Biological Materials for Electronic Devices and Functional Surfaces

Faculty Sponsor

Ramesh Adhikari (


Physics and Astronomy


We seek applications from students interested in carrying out electrical measurements and surface imaging to help develop devices from materials of biological origin of the following kinds:  
Leaf-based Devices: Leaves are abundant around us and rich in their forms. They come in various shapes and sizes, have different cross-sectional morphology, and embed various architectures of vascular channels. By using polymeric materials as fillers within the air gaps inside the leaves, students will work towards developing resistive switching devices, triboelectric nanogenerators, and organic electrochemical transistors based on leaves. Electrochemical resistive switching devices can function as sensors or could be building blocks for next-generation memory devices for neuromorphic computing. Triboelectric nanogenerators generate electrical energy from mechanical motion. Organic electrochemical transistors can be used as biological and chemical environmental sensors. Therefore, these developments will help us develop ‘green’ functional devices that minimize environmental impact and also realize applications not possible using conventional silicon-based electronics.
Aromatic Amino Acid-based Materials: Amino acids are the building blocks of proteins and aromatic amino acids are ones with aromatic rings on them. The aromatic rings act as sites for delocalized electrons. With the help of inherent charges and aromatic residues, amino acids can self-assemble into rigid nanowires or nanotubes when placed in a solution environment. One of the students working on this project will study the proton transport mechanism in these nanostructures. The second student will study the electrical and mechanical properties of the composites created by mixing these aromatic amino acids with conducting polymers.

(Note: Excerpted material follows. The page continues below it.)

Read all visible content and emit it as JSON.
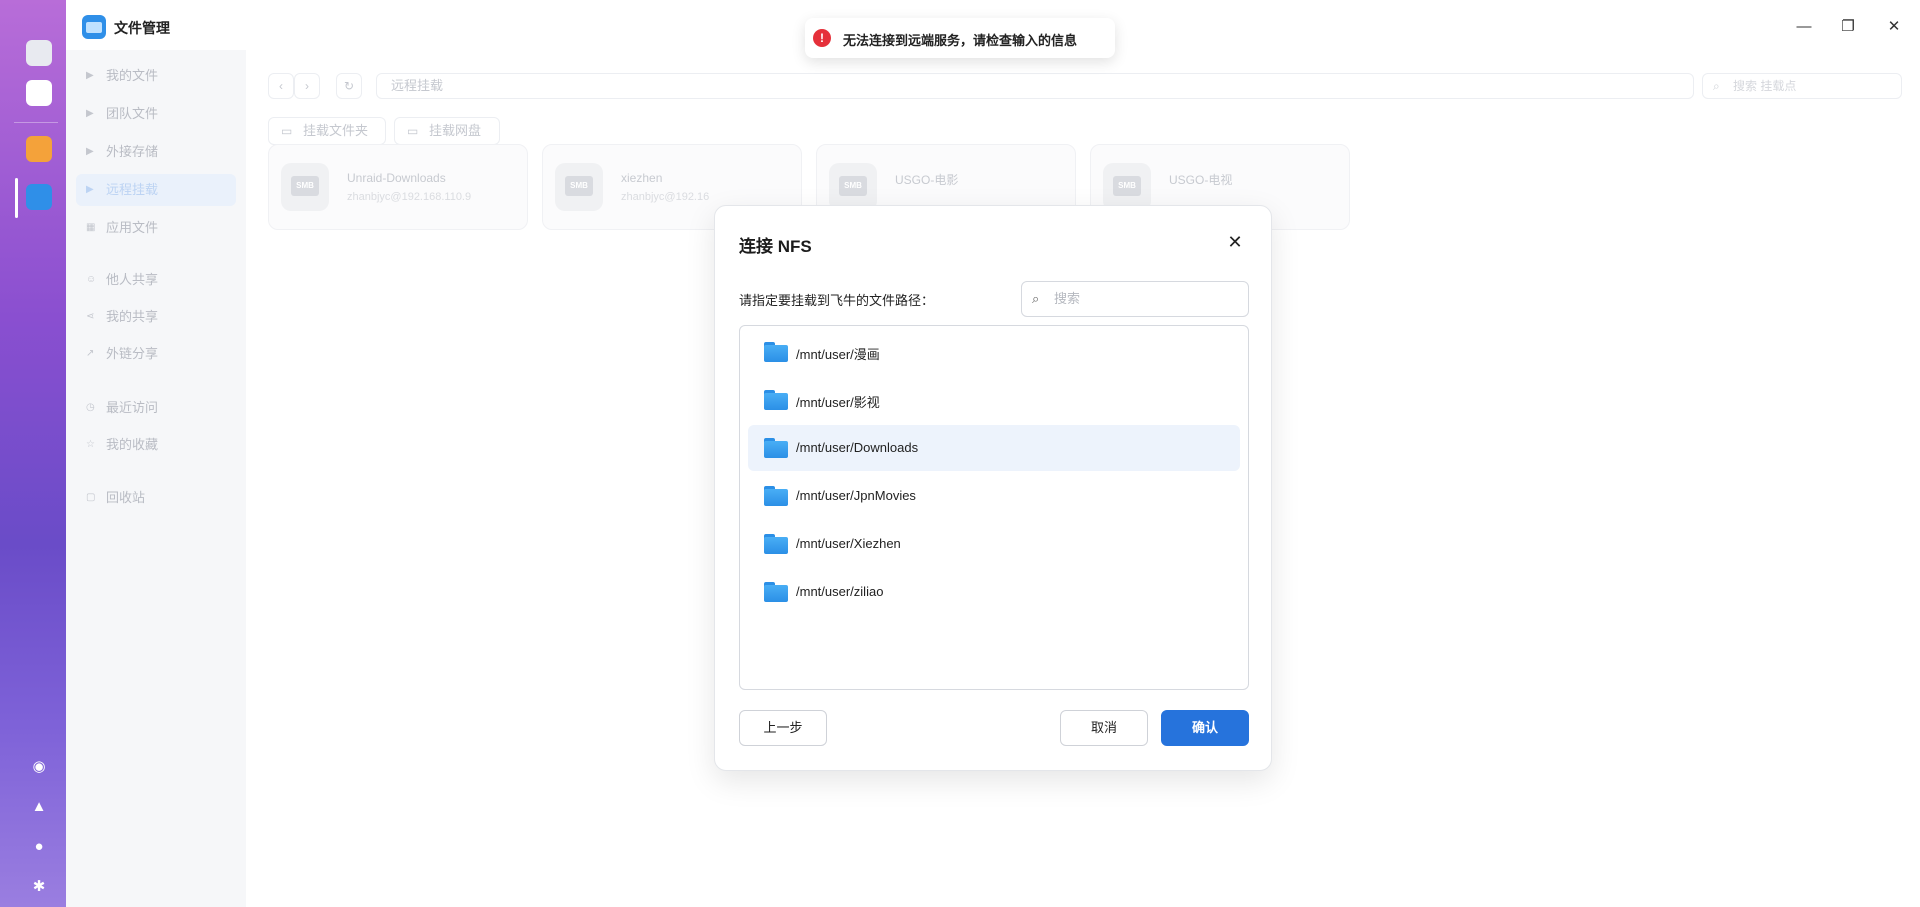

Understanding the properties of these novel materials will help us develop bio-based devices with reduced environmental footprint, that can interact seamlessly with biological tissues and posses functionalities to interact with their environment in ways that are not possible with conventional silicon-based electronics.
Students working on both of these projects will gain hands-on skills in device fabrication and electronic characterization.
In your application, please make sure to indicate whether you are interested in leaf-based electronics or aromatic amino acid-based materials.

Student Qualifications

Required student qualifications: Students willing to work on these projects should have the following qualifications:
  1. Should have some background in physics and/or chemistry.
  2. Have experience or a strong interest in working on experimental projects, especially those related to materials and/or devices.
  3. Be motivated, patient, meticulous, and willing to learn.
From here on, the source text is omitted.